Sunday, March 30, 2008
James Grosjean and the Griffin Black Book
With MIT Blackjack Team's Jeffrey Ma getting all the publicity surrounding the card counting movie "21," many people are forgetting who the real best card counter in history was: James Grosjean. If you don't want to take that from me, just ask Beverly Griffin, the head of the notorious Griffin Investigations Agency, the organization that not only claims to have put an end to the MIT card counting team's Vegas and Atlantic City exploits but also chased me around Vegas for two decades. I can't say for sure what effect Griffin Investigations had on the eventual demise of the MIT Blackjack Team, but I can tell you they had absolutely none on me. Notorious Griffin Agent Andy Anderson will tell you how he personally chased me around Las Vegas for 20 years, never succeeding more than getting me interrogated in a casino back room.
But with James Grosjean, Griffin not only met their match but also their demise. After a series of incidents in the year 2000 that saw Grosjean detained by Caesars Palace and the Imperial Palace casinos for card counting, then arrested by agents from the Nevada Gaming Control Board Enforcement Division and sent to jail, Griffin had the bad sense to label Grosjean as a "cheater," and courts have ruled both in Las Vegas and Atlantic City that card counting is not cheating. What really ended up frying Griffin's ass was its decision to put Grosjean in its notorious "Griffin Book" or "Griffin Mug Book" and brandishing him as a known casino cheat.
Grosjean ended up filing suit against Griffin for defamation.
On September 13th, 2005, Griffin Investigations was forced to file for Chapter 11 bankruptcy due to legal costs and damages stemming from a successful defamation lawsuit against the company by Grosjean and Michael Russo, another card counter. Griffin Investigations had long worked for the casinos, compiling information on cheaters, card counters, and other "undesirable" casino patrons. In many cases, casinos would detain or ban customers based on the information provided by the firm. The lawsuit stated that Russo and Grosjean had both been improperly detained, labeled as cheaters, and arrested, all due to information provided by Griffin Investigations. In July of 2005, a jury in Clark County District Court issued a $45,659 judgment on behalf of the two gamblers. Russo was awarded $25,000 in damages and $15,000 in punitive damages, and Grosjean was awarded $25,000 in damages and $10,000 in punitive damages.

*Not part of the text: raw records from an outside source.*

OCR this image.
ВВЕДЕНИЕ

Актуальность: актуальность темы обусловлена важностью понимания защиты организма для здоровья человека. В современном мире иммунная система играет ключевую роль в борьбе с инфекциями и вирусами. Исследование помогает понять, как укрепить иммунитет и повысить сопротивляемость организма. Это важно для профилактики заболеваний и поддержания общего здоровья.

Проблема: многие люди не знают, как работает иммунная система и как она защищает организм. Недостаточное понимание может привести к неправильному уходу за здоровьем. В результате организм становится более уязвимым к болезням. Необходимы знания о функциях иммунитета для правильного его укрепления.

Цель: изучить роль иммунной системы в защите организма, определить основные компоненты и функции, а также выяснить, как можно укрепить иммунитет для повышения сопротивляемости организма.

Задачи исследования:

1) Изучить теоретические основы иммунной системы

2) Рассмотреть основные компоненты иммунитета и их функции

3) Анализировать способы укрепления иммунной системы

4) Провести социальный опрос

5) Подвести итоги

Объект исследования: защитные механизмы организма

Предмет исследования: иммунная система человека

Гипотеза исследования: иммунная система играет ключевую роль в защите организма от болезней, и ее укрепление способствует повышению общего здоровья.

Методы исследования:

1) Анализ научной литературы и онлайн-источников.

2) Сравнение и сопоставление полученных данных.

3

Among Casino card counters, cheats and crossroaders, James Grosjean is a true hero for having crumpled the much hated Griffin Investigations. Andy Anderson, the agent who was the face of Griffin during the 80s and 90s as well as my personal nemesis, now works as an independent casino consultant, and he has told me that his final dealings with Griffin Investigations left him with a bad taste in his mouth.